The Comics Code Authority
by Will Howard
(Credits: Dangerous Minds / Public Domain)
The Comics Code Authority: How to kill a medium with one easy moral panic
Mon 17 November 2025 18:00, UK
Literally every media advancement has been met with pushback by the “moral guardians” of the day.
Not just from the more famous examples like movies and video games, either. Believe it or not, one of the first moral panics about media came from the humble novel. You can find real-life newspaper articles written and published by real-life adults in the 17th and 18th centuries saying absolutely wild shit like “Novel-reading a cause of female depravity.” They said the same thing about theatre, they said the same thing about the cinema, but I would argue there was one medium that was targeted more than any other.
To the point where it did real-life harm to the medium that still hinders it to this day. Once comic books captured the imagination of a generation of kids in the 1940s and 1950s, moral crusaders fought back against them and fought back against them hard. Arguably, if the adults of the time put as much effort into actually understanding their kids as they did trying to police their pop culture, then the boomers wouldn’t be quite the mess they are today. Loathe though I am to be fair to these freaks, comics in the 1940s were a phenomenon worth investigating.
You might think that with caped heroes colonising multiplexes the world over, the medium might be more popular now than it’s ever been. You’d be wrong.
If I said that between 80 and 100million comics were being sold a year in the 1940s as a way of showing their popularity, I would be wrong. Between 80 and 100million comics were being sold every. Single. Month. This went far beyond a mere fad, and, as with everything kids love, panicked adults went above and beyond to ruin it.
Why were comics so feared?
So, first things first, it’s understandable to think about comics as the medium of superheroes. We’ll actually get back to the reasons why in a moment, but in its heyday, it was actually only part of a very varied medium. Westerns, romances, horror, sci-fi and slice-of-life comics like the adventures of Archie, Jughead and the gang took as much space on a drugstore shelf as any Batman or Captain America tale. This, in the context of why comics became such a hot-button issue, is actually part of the problem.

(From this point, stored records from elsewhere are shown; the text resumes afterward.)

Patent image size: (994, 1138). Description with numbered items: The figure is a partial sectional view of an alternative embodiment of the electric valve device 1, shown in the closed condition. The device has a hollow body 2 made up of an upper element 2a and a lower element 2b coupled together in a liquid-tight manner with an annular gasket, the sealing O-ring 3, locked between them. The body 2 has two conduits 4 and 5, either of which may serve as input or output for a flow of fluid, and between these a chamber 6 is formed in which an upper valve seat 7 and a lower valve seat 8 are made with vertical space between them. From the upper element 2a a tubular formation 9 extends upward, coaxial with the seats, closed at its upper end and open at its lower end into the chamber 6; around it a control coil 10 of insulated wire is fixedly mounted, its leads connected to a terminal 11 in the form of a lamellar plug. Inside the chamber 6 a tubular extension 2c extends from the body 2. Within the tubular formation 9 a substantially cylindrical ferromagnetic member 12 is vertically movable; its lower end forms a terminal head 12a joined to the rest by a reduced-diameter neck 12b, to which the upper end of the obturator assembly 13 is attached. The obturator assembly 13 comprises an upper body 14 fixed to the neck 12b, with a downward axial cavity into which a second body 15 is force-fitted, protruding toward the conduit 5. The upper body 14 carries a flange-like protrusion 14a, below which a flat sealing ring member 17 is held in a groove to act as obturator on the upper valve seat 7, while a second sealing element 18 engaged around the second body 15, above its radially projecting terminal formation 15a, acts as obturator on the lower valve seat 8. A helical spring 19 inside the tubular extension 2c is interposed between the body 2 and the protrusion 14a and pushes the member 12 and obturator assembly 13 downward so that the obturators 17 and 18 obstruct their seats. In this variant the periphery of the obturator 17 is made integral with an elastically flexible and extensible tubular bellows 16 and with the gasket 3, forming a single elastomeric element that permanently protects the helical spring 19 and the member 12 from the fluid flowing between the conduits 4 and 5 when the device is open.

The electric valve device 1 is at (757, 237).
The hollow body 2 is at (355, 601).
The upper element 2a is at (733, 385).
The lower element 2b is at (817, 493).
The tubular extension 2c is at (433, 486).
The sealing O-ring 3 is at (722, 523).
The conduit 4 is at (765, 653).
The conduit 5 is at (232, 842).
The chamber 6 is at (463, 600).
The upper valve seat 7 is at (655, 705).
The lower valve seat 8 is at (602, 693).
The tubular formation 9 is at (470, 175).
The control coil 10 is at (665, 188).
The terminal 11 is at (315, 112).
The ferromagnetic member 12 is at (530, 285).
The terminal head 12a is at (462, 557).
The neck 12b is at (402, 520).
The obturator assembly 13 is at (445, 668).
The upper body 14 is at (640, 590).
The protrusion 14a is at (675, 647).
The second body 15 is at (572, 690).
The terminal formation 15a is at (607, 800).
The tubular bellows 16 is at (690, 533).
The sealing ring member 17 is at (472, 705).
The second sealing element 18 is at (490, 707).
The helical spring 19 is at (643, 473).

They were seen as cheap tat for kids, so when people looked at the stories seen in horror and romance comics, which were by their nature more adult, people freaked out. Feeling that their kids were being fed impure entertainment that was corrupting them and causing delinquency. This backlash culminated in one of the worst things to ever happen to comics, Fredric Wertham’s 1954 fear-mongering screed, The Seduction of the Innocents. A tome which basically spread a whole bunch of insane lies about what comics actually featured and put the rise in juvenile crime squarely at the feet of comics.
People bought it hook, line and sinker. Comics companies were being brought in front of Senate hearings to be “held accountable” and the result was the creation of the Comics Code Authority. If you’re wondering why American comics only seem to consist of superheroes, the CCA is the reason why. Suddenly, the industry could no longer publish anything other than the most milquetoast, family-friendly titles or risk the CCA revoking their license to publish. Thus, everyone went from publishing exciting, challenging genre books to the worst, most establishment-friendly superhero books.
The industry wouldn’t recover until the rise of Marvel comics in the mid-1960s, and even then, it was a shadow of what the industry was two decades earlier. Don’t get me wrong, I love superheroes and always have done. However, there is a part of me that wonders what could have happened if the US had developed a comics culture more similar to Japanese Manga, where all kinds of stories are published to all kinds of audiences. Unfortunately, the CCA managed to stop that from happening, and thus, comics were ghettoised into what they are today, the home of the American superhero.
Not the worst fate imaginable, but it could be so much more.